La Commission européenne a proposé aux États membres d’économiser le gaz et de le stocker pour l’hiver, craignant que la Russie ne coupe complètement l’Europe en représailles aux sanctions imposées à la Russie pour son invasion de l’Ukraine.

Les ministres de l’énergie lors d’une réunion du conseil ont approuvé la proposition pour tous les pays de l’UE de réduire volontairement leur consommation de gaz de 15%, au cours de la période août-mars, par rapport à la moyenne de 2017-2021.

Ces réductions pourraient être rendues contraignantes en cas d’urgence, à condition qu’une majorité de pays de l’UE soient d’accord.

« Nous devons et nous partagerons la douleur », a déclaré le ministre tchèque de l’Industrie, Jozef Sikela, après avoir présidé la réunion, alors que son pays assure la présidence tournante du Conseil de l’UE.

Cependant, les États membres ont également convenu d’exempter de nombreuses industries de la réduction contraignante de 15 %.

L’Irlande, Malte et Chypre ont obtenu une exemption pour eux-mêmes.

Ces trois pays ne sont pas connectés aux réseaux gaziers d’autres pays de l’UE, ils ne pourraient donc pas partager le gaz de réserve.

Les ministres ont également convenu que les États membres ayant une capacité limitée à exporter du gaz vers d’autres pays de l’UE peuvent également demander un objectif inférieur, y compris probablement l’Espagne.

Les pays qui dépassent un objectif de l’UE pour le remplissage du stockage de gaz d’ici août pourraient également être confrontés à des objectifs plus faibles.

Tous les États membres, à l’exception de la Hongrie, ont soutenu l’accord de compromis.

Le ministre hongrois des Affaires étrangères, Péter Szijjártó, a déclaré que la proposition était « injustifiable, inutile, inapplicable et nuisible ».

La Pologne a approuvé l’accord, mais sa ministre du climat, Anna Moskwa, a déclaré que l’industrie d’un pays ne devrait pas être obligée d’utiliser moins de gaz pour aider d’autres États, a rapporté Reuters.

Le ministre allemand de l’Economie, Robert Habeck, a déclaré que l’accord montrerait au président russe Vladimir Poutine que l’Europe restait unie. « Vous ne nous diviserez pas », a déclaré Habeck.

Certains ministres craignent que les économies ne soient toujours pas suffisantes pour éviter une pénurie hivernale.
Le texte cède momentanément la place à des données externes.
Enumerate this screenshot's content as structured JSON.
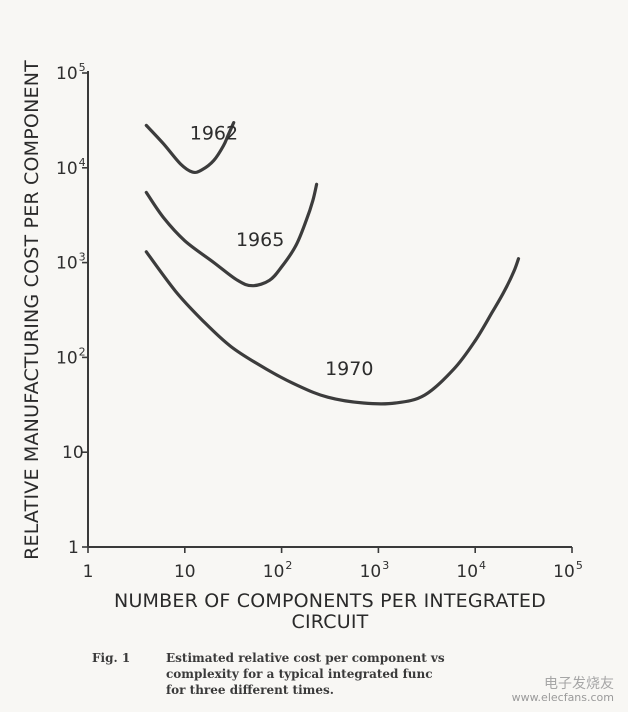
{
  "chart_data": {
    "type": "line",
    "title": "",
    "xlabel": "NUMBER OF COMPONENTS PER INTEGRATED CIRCUIT",
    "ylabel": "RELATIVE MANUFACTURING COST PER COMPONENT",
    "xscale": "log",
    "yscale": "log",
    "xlim": [
      1,
      100000
    ],
    "ylim": [
      1,
      100000
    ],
    "grid": false,
    "x_ticks": [
      {
        "value": 1,
        "base": "1",
        "exp": ""
      },
      {
        "value": 10,
        "base": "10",
        "exp": ""
      },
      {
        "value": 100,
        "base": "10",
        "exp": "2"
      },
      {
        "value": 1000,
        "base": "10",
        "exp": "3"
      },
      {
        "value": 10000,
        "base": "10",
        "exp": "4"
      },
      {
        "value": 100000,
        "base": "10",
        "exp": "5"
      }
    ],
    "y_ticks": [
      {
        "value": 1,
        "base": "1",
        "exp": ""
      },
      {
        "value": 10,
        "base": "10",
        "exp": ""
      },
      {
        "value": 100,
        "base": "10",
        "exp": "2"
      },
      {
        "value": 1000,
        "base": "10",
        "exp": "3"
      },
      {
        "value": 10000,
        "base": "10",
        "exp": "4"
      },
      {
        "value": 100000,
        "base": "10",
        "exp": "5"
      }
    ],
    "series": [
      {
        "name": "1962",
        "label_at": [
          20,
          20000
        ],
        "points": [
          [
            4,
            28000
          ],
          [
            6,
            18000
          ],
          [
            9,
            11000
          ],
          [
            12,
            9000
          ],
          [
            15,
            9500
          ],
          [
            20,
            12000
          ],
          [
            25,
            17000
          ],
          [
            28,
            22000
          ],
          [
            32,
            30000
          ]
        ]
      },
      {
        "name": "1965",
        "label_at": [
          60,
          1500
        ],
        "points": [
          [
            4,
            5500
          ],
          [
            6,
            3000
          ],
          [
            10,
            1700
          ],
          [
            20,
            1000
          ],
          [
            35,
            650
          ],
          [
            50,
            570
          ],
          [
            75,
            650
          ],
          [
            100,
            900
          ],
          [
            140,
            1500
          ],
          [
            180,
            2800
          ],
          [
            210,
            4500
          ],
          [
            230,
            6700
          ]
        ]
      },
      {
        "name": "1970",
        "label_at": [
          500,
          65
        ],
        "points": [
          [
            4,
            1300
          ],
          [
            8,
            500
          ],
          [
            15,
            250
          ],
          [
            30,
            130
          ],
          [
            70,
            75
          ],
          [
            150,
            50
          ],
          [
            300,
            38
          ],
          [
            700,
            33
          ],
          [
            1500,
            33
          ],
          [
            3000,
            40
          ],
          [
            6000,
            75
          ],
          [
            10000,
            150
          ],
          [
            15000,
            300
          ],
          [
            20000,
            500
          ],
          [
            25000,
            800
          ],
          [
            28000,
            1100
          ]
        ]
      }
    ]
  },
  "caption": {
    "fig": "Fig. 1",
    "text": "Estimated relative cost per component vs\ncomplexity for a typical integrated func\nfor three different times."
  },
  "watermark": {
    "cn": "电子发烧友",
    "url": "www.elecfans.com"
  },
  "colors": {
    "line": "#3c3c3c",
    "axis": "#3a3a3a",
    "paper": "#f8f7f4"
  }
}
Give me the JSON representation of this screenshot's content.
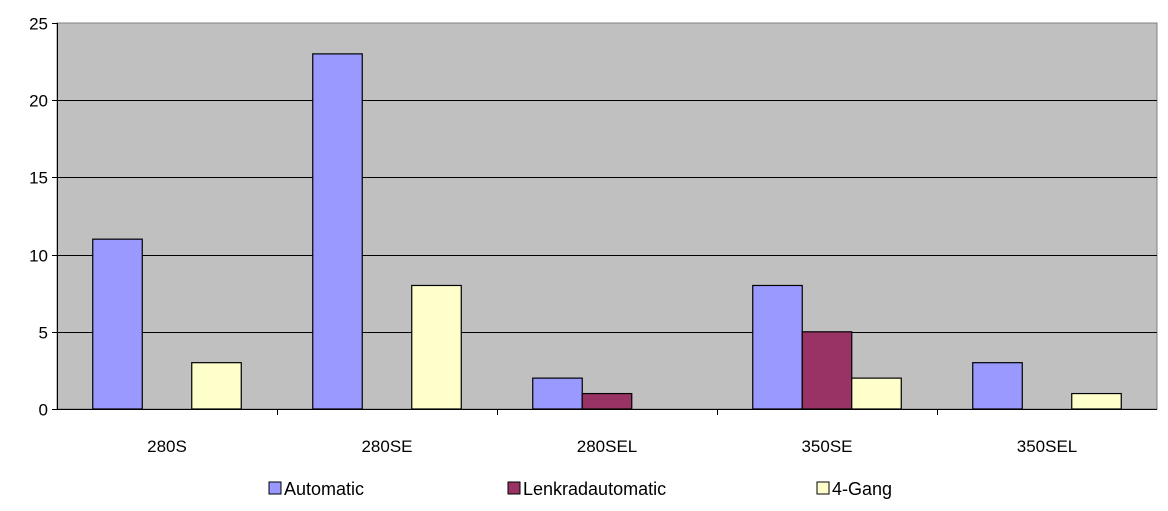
{
  "chart_data": {
    "type": "bar",
    "title": "",
    "xlabel": "",
    "ylabel": "",
    "categories": [
      "280S",
      "280SE",
      "280SEL",
      "350SE",
      "350SEL"
    ],
    "series": [
      {
        "name": "Automatic",
        "values": [
          11,
          23,
          2,
          8,
          3
        ],
        "color": "#9999ff"
      },
      {
        "name": "Lenkradautomatic",
        "values": [
          0,
          0,
          1,
          5,
          0
        ],
        "color": "#993366"
      },
      {
        "name": "4-Gang",
        "values": [
          3,
          8,
          0,
          2,
          1
        ],
        "color": "#ffffcc"
      }
    ],
    "ylim": [
      0,
      25
    ],
    "yticks": [
      0,
      5,
      10,
      15,
      20,
      25
    ],
    "grid": true,
    "plot_background": "#c0c0c0",
    "legend_position": "bottom"
  }
}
L’UE a réduit sa consommation combinée de gaz de seulement cinq pour cent, malgré la rhétorique pour le faire.

« Quinze pour cent ne suffiront probablement pas, compte tenu de ce que les Russes viennent d’annoncer », a déclaré le ministre irlandais de l’Environnement, Eamon Ryan, cité par Reuters.

L’accord est intervenu alors que le russe Gazprom a annoncé qu’il réduirait les flux de gaz via le gazoduc Nord Stream 1 vers l’Allemagne à 20% de sa capacité, à partir de mercredi.

Gazprom l’a accusé d’avoir dû arrêter le fonctionnement d’une turbine.

Le commissaire européen à l’énergie, Kadri Simson, a rejeté cette raison, qualifiant cette décision de « motivée politiquement ».

Simson a déclaré que l’accord de mardi devrait garantir aux pays d’économiser suffisamment de gaz pour survivre à un hiver moyen si la Russie coupait complètement l’approvisionnement maintenant, mais les pays de l’UE ont utilisé leurs exemptions.

Elle a toutefois averti qu’un hiver exceptionnellement froid nécessiterait des mesures plus sévères.

Les perturbations de l’approvisionnement énergétique de la Russie vers l’UE ont provoqué une inflation record en Europe et une forte hausse des prix de l’énergie.